We can see that the cost is associated directly with units_sold. That is not much of a surprise I guess. But it also correlates with the num_employees and is strongly inversely correlated with the city.
If we plot the num_employees and units_sold we can see that the correlations observed above more clearly.

A predictive model
Now we want to be able to give a model our inputs and get an estimation of the cost.
Let's first put our data into a training and testing set. This is very problematic with such a small dataset because you have a very high probability of ending up with a training set that omits a city, or a store type. This will significantly affect the abiltiy of the model to predict an output for data it has never seen.
The labels of the data are the cost.
import numpy as np
from sklearn.model_selection import train_test_split
X = np.asarray(df[['city', 'num_employees', 'store', 'units_sold']])
Y = np.asarray(df['cost'])
X_train, X_test, y_train, y_test = train_test_split(X, Y, test_size=0.33, shuffle= True)
Let's start with a standard linear regression
from sklearn.linear_model import LinearRegression
from sklearn.linear_model import LinearRegression
lineReg = LinearRegression()
lineReg.fit(X_train, y_train)
print('Score: ', lineReg.score(X_test, y_test))
print('Weights: ', lineReg.coef_)
plt.plot(lineReg.predict(X_test))
plt.plot(y_test)
plt.show()
Score: 0.963554136721
Weights: [ 506.87136393 -15.48157725 376.79379444 920.01939237]

A better alternative is to use ridge regression.
from sklearn import linear_model
reg = linear_model.Ridge (alpha = .5)
reg.fit(X_train, y_train)
print('Score: ', reg.score(X_test, y_test))
print('Weights: ', reg.coef_)
plt.plot(reg.predict(X_test))
plt.plot(y_test)
plt.show()
Score: 0.971197683706
Weights: [ 129.78467277 2.034588
97.11724313 877.73906409]

If you do another split and rerun both these models you will see that the performance varies greatly for both of them as we expected due to the limited data. However, the effect is much more pronounced for the simple linear regression.
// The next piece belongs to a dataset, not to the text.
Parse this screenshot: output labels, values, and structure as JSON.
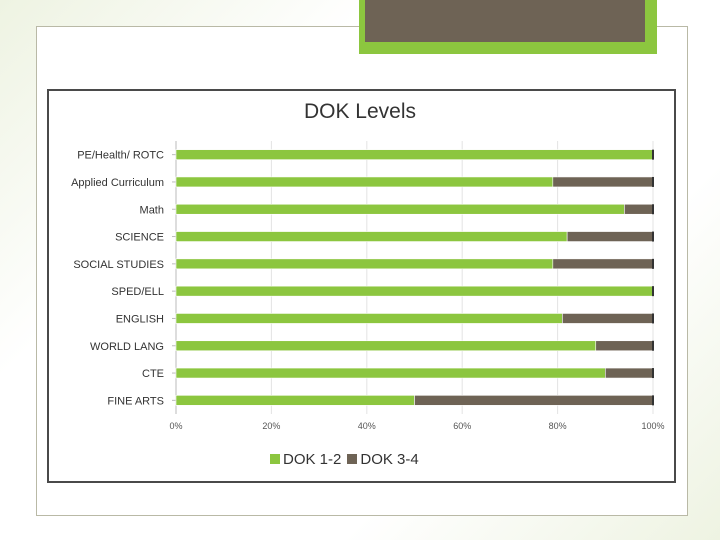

To get a better idea of the actual results, let's do something a bit naughty. We will split the data over and over again to get different models and get the average of their scores.
scores = []
coefs = []
for i in range(1000):
X_train, X_test, y_train, y_test = train_test_split(X, Y, test_size=0.33, shuffle= True)
lineReg = LinearRegression()
lineReg.fit(X_train, y_train)
scores.append(lineReg.score(X_test, y_test))
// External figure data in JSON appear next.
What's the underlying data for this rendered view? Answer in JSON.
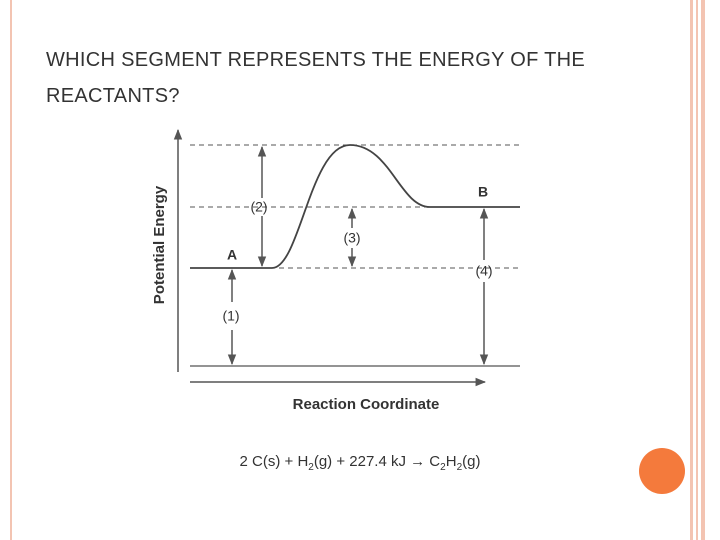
{
  "title": "WHICH SEGMENT REPRESENTS THE ENERGY OF THE REACTANTS?",
  "diagram": {
    "y_axis_label": "Potential Energy",
    "x_axis_label": "Reaction Coordinate",
    "point_a": "A",
    "point_b": "B",
    "segments": [
      "(1)",
      "(2)",
      "(3)",
      "(4)"
    ],
    "equation": [
      {
        "text": "2 C(s) + H"
      },
      {
        "text": "2",
        "sub": true
      },
      {
        "text": "(g) + 227.4 kJ → C"
      },
      {
        "text": "2",
        "sub": true
      },
      {
        "text": "H"
      },
      {
        "text": "2",
        "sub": true
      },
      {
        "text": "(g)"
      }
    ]
  }
}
coefs.append(lineReg.coef_)
print('Linear Regression')
print(np.mean(scores))
print(np.mean(coefs, axis=0))
scores = []
coefs = []
for i in range(1000):
X_train, X_test, y_train, y_test = train_test_split(X, Y, test_size=0.33, shuffle= True)
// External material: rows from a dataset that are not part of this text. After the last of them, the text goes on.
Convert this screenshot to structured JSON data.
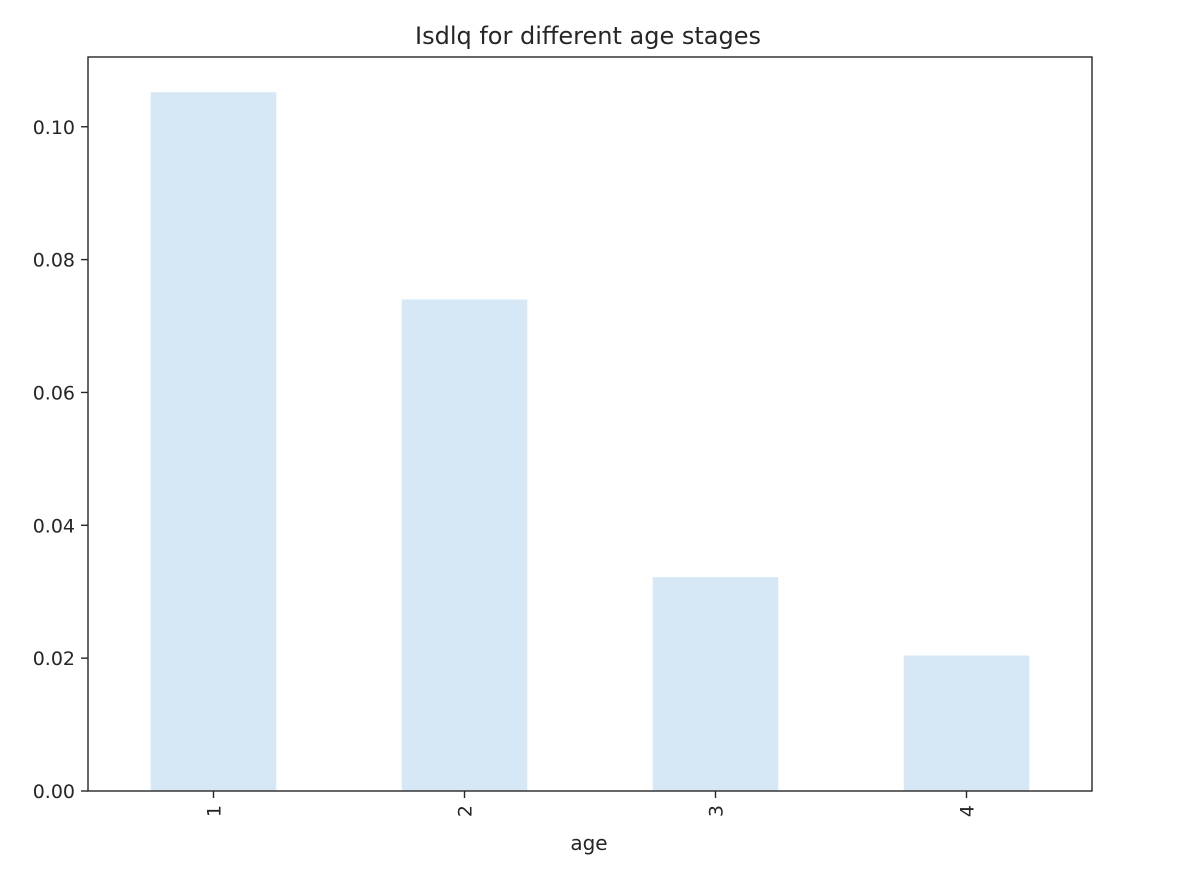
{
  "chart_data": {
    "type": "bar",
    "title": "Isdlq for different age stages",
    "xlabel": "age",
    "ylabel": "",
    "categories": [
      "1",
      "2",
      "3",
      "4"
    ],
    "values": [
      0.1052,
      0.074,
      0.0322,
      0.0204
    ],
    "ylim": [
      0,
      0.1105
    ],
    "yticks": [
      0.0,
      0.02,
      0.04,
      0.06,
      0.08,
      0.1
    ],
    "ytick_labels": [
      "0.00",
      "0.02",
      "0.04",
      "0.06",
      "0.08",
      "0.10"
    ],
    "xtick_rotation": "vertical",
    "grid": false,
    "legend": "none",
    "bar_color": "#d6e8f6",
    "axis_color": "#262626"
  }
}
lineReg = linear_model.Ridge (alpha = .5)
lineReg.fit(X_train, y_train)
scores.append(lineReg.score(X_test, y_test))
coefs.append(lineReg.coef_)
print('\nRidge Regression')
print(np.mean(scores))
print(np.mean(coefs, axis=0))
Linear Regression
-1.43683760609
[ 1284.47358731 1251.8762943 -706.31897708 846.5465552 ]
Ridge Regression
0.900877146134
[ 228.05312491 95.33306385 123.49517018 873.49803782]
We can see that across 1000 trials the ridge regression was by far the superior model.
Now you can use this model to estimate costs by passing the model a vector with the features in the same order as the dataset as follows
reg.predict([[2, 4, 1, 12]])
The resulting score is
array([ 12853.2132658])
This is not enough data to do any machine learning regression reliably. However you can get some insight into what factors affect your cost the most.